Recent headlines suggest a lack of qualified talent for the exploding artificial intelligence and machine learning industry. Clearly, AI-related positions are hard to fill, but companies don’t have to play in the high-intensity pool that competes for a rarified group of candidates. What’s the alternative you ask? Stop looking for the wrong skills and at the wrong group of candidates. In a field as fast-moving as AI talent, hunting for the perfect candidate is a recipe for disaster. Instead, companies seeking AI/ML talent need to reframe their definition of “qualified” and expand their perspectives in order to find the talent that’s hiding in plain sight.
What is AI Talent?
Granted, if you’re hiring an AI/ML engineer, there are some basic requirements: they need a solid grasp of computer science fundamentals and experience applying them. Some college-level understanding of probability and statistics is certainly necessary. Typically, recruiters also look for “buzzy” phrases that might be found on a “qualified” candidate’s resume, like “data modeling”, “anomaly detection” and “application of neural networks”.
3 Ways To Get Ahead
- Forget the Buzzwords: AI/ML candidates are increasingly sophisticated in their self-marketing and are well-versed in playing “buzzword bingo”. Participating in that game can lead a recruiter to ruin. By using buzzwords to sort through resumes and narrow a search down to the perfect candidate, recruiters may find there’s actually no substance beneath the veneer of carefully chosen phrases and manicured presentations.

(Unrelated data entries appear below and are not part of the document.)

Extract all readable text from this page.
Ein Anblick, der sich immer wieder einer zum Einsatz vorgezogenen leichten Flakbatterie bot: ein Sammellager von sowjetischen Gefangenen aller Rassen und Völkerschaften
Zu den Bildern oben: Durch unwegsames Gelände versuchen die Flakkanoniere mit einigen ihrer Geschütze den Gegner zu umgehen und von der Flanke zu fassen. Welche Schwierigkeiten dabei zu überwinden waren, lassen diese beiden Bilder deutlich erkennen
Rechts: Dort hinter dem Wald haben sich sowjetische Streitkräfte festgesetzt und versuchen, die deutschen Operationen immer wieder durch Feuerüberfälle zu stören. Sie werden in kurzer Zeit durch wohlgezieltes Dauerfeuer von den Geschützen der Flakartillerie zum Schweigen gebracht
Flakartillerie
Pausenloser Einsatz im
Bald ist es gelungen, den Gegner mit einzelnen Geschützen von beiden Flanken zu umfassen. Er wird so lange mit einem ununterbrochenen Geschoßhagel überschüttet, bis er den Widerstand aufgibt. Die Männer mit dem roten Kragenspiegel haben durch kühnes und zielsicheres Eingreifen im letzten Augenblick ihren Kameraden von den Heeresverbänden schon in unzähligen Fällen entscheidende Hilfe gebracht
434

- Move Past the Technical: Recruiters can find outstanding candidates by looking beyond the skill sets typically listed in an AI/ML job description. What makes an excellent AI/ML engineer is not simply technical acumen that maps to the buzzwords du jour or the ability to check the correct boxes on a resume. An exceptional AI/ML engineer not only has the right technical chops for the job, but also the capacity to consider problems holistically and the ability to integrate ideas from different disciplines to identify and solve cutting edge problems.
- Will They Understand Your Business Goals: An excellent AI/ML engineer understands both the larger business problem and the entire technical ecosystem that they’re designing for, not simply the algorithm needed to identify the anomalies and outliers in a data set. They also have the ability to write for that entire system and have it work. Since, arguably, no other technology sits squarely at the intersection of human behavior, decision making, and technology, it is crucial that AI engineers understand all the systemic interrelationships that make up a problem. If you hire someone without that ability, you may find yourself with an AI engineer who can write working software, but will never successfully integrate all the technical and business elements needed to arrive at a solution that addresses the problem holistically.